Он взглянул на часы.
— Давайте в шесть; думаю, к шести можно успеть, если вы потратите на съемку не больше часа. Это будет стоить кучу денег…
— Не больше, чем «Колеса фургона».
Это поразило его в самое сердце, прямо в стодолларовые бумажки. Он снова поговорил по телефону, упоминая кинооператоров, техников и еще каких-то специалистов, о которых я никогда даже не слыхал; и потом сказал:
— И еще одно — последнее. На весь сегодняшний день мистеру Скотту дана карт-бланш. Группа должна беспрекословно выполнять все его указания.
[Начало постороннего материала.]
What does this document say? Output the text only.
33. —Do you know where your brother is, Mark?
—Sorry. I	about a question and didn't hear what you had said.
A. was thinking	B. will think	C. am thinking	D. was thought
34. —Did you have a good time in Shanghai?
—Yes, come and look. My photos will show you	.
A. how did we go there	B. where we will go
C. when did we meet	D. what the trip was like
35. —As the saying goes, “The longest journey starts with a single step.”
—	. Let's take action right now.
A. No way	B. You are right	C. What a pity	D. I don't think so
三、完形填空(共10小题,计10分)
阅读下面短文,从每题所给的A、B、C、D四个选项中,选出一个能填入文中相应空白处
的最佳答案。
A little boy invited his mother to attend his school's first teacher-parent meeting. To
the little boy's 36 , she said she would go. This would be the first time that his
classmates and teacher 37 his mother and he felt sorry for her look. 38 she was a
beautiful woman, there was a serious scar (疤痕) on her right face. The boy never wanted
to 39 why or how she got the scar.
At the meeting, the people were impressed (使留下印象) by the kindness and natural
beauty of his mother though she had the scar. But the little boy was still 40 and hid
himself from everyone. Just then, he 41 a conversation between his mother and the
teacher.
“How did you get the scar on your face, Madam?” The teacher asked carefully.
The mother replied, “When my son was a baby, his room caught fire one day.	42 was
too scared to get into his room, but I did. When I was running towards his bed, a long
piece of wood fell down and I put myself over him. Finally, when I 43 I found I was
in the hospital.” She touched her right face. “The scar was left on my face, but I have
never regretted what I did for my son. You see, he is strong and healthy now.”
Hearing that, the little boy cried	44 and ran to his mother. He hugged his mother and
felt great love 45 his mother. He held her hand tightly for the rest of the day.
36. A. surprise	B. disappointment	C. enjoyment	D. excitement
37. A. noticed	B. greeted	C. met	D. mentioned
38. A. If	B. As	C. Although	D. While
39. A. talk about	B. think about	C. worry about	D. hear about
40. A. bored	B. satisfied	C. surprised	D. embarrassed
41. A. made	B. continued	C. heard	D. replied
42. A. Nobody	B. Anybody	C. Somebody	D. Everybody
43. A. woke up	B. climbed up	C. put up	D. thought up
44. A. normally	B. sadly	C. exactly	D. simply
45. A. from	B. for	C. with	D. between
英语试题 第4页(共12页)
Все, что он будет говорить, считайте, что исходит от меня. — Кеннеди повесил трубку.
Крохотный червячок беспокойства шевельнулся во мне. Я сказал:
— Это звучало так, будто я собираюсь снимать «Унесенные ветром». Но ведь это будет всего лишь простой, любительский.
Он прервал меня.
— Вам понадобится вся группа. Фильм надо снять, обработать, разрезать, смонтировать, — это уж моя епархия, мистер Скотт. Ваше дело — найти убийцу.
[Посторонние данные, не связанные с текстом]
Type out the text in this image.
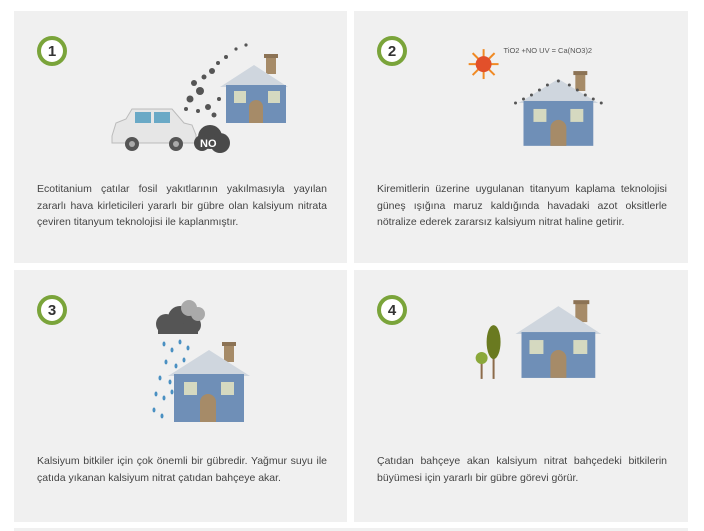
1
NO

Ecotitanium çatılar fosil yakıtlarının yakılmasıyla yayılan zararlı hava kirleticileri yararlı bir gübre olan kalsiyum nitrata çeviren titanyum teknolojisi ile kaplanmıştır.

2	TiO2 +NO UV = Ca(NO3)2

Kiremitlerin üzerine uygulanan titanyum kaplama teknolojisi güneş ışığına maruz kaldığında havadaki azot oksitlerle nötralize ederek zararsız kalsiyum nitrat haline getirir.

3

Kalsiyum bitkiler için çok önemli bir gübredir. Yağmur suyu ile çatıda yıkanan kalsiyum nitrat çatıdan bahçeye akar.

4

Çatıdan bahçeye akan kalsiyum nitrat bahçedeki bitkilerin büyümesi için yararlı bir gübre görevi görür.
Внутри у меня что-то похолодело и сжалось. Весь день я совался туда-сюда, и идея фильма возникла в моем уме только сейчас. Если будет провал — я погиб. Она должна сработать, и незамедлительно; колеса катились, насколько я мог себе представить, со скоростью десять тысяч долларов в час. Я столкнул их с места. О, господи, я столкнул их с места. Теперь, если это не взорвется, а просто лопнет, следующим убитым будет Шелл Скотт. Возможно, Джей Кеннеди получит за это газовую камеру, но он умрет, смеясь.
Как будто прочитав мои мысли, Кеннеди посмотрел на меня трезвым, оценивающим взглядом и сказал:
— Мистер Скотт, если я и соглашаюсь на этот — этот ваш план, так сказать, с закрытыми глазами, то лишь по той причине, что полиция уже имела со мной разговор. И довольно подробный. После этого я вернулся сюда и узнал о несчастном случае с Аланом Грантом. Они обошлись со мной довольно грубо, — не физически, конечно; но их вопросы… я пережил весьма неприятные минуты. И мне пришлось рассказать об этой бутылке из-под виски, — о том, как я ее обтер и бросил в воду. Они отнеслись к этому в высшей степени неодобрительно. С меня хватит. Я хочу, чтобы все это разрешилось. Я не хочу, чтобы газеты изощрялись в предположениях, намеках, замечаниях, порочащих меня или других невинных людей, замечаниях, которые могут запомниться и выплыть позже, даже после того, как будет установлена истина. Пока Лос-Анджелес и Голливуд читают об этом убийстве, я хочу, чтобы они узнали, что дело закончено и убийца Мельбы — в тюрьме. И еще: не должно возникнуть и тени подозрения, будто фирма «Гаргантюа Продакшенз» пытается кого-то выгородить, пусть даже меня. Я хочу, чтобы сегодня вечером дело было закрыто. — Он помолчал и потом сказал — так медленно, что я не упустил ни одного изгиба интонации: — Вот то, мистер Скотт, чего я от вас жду.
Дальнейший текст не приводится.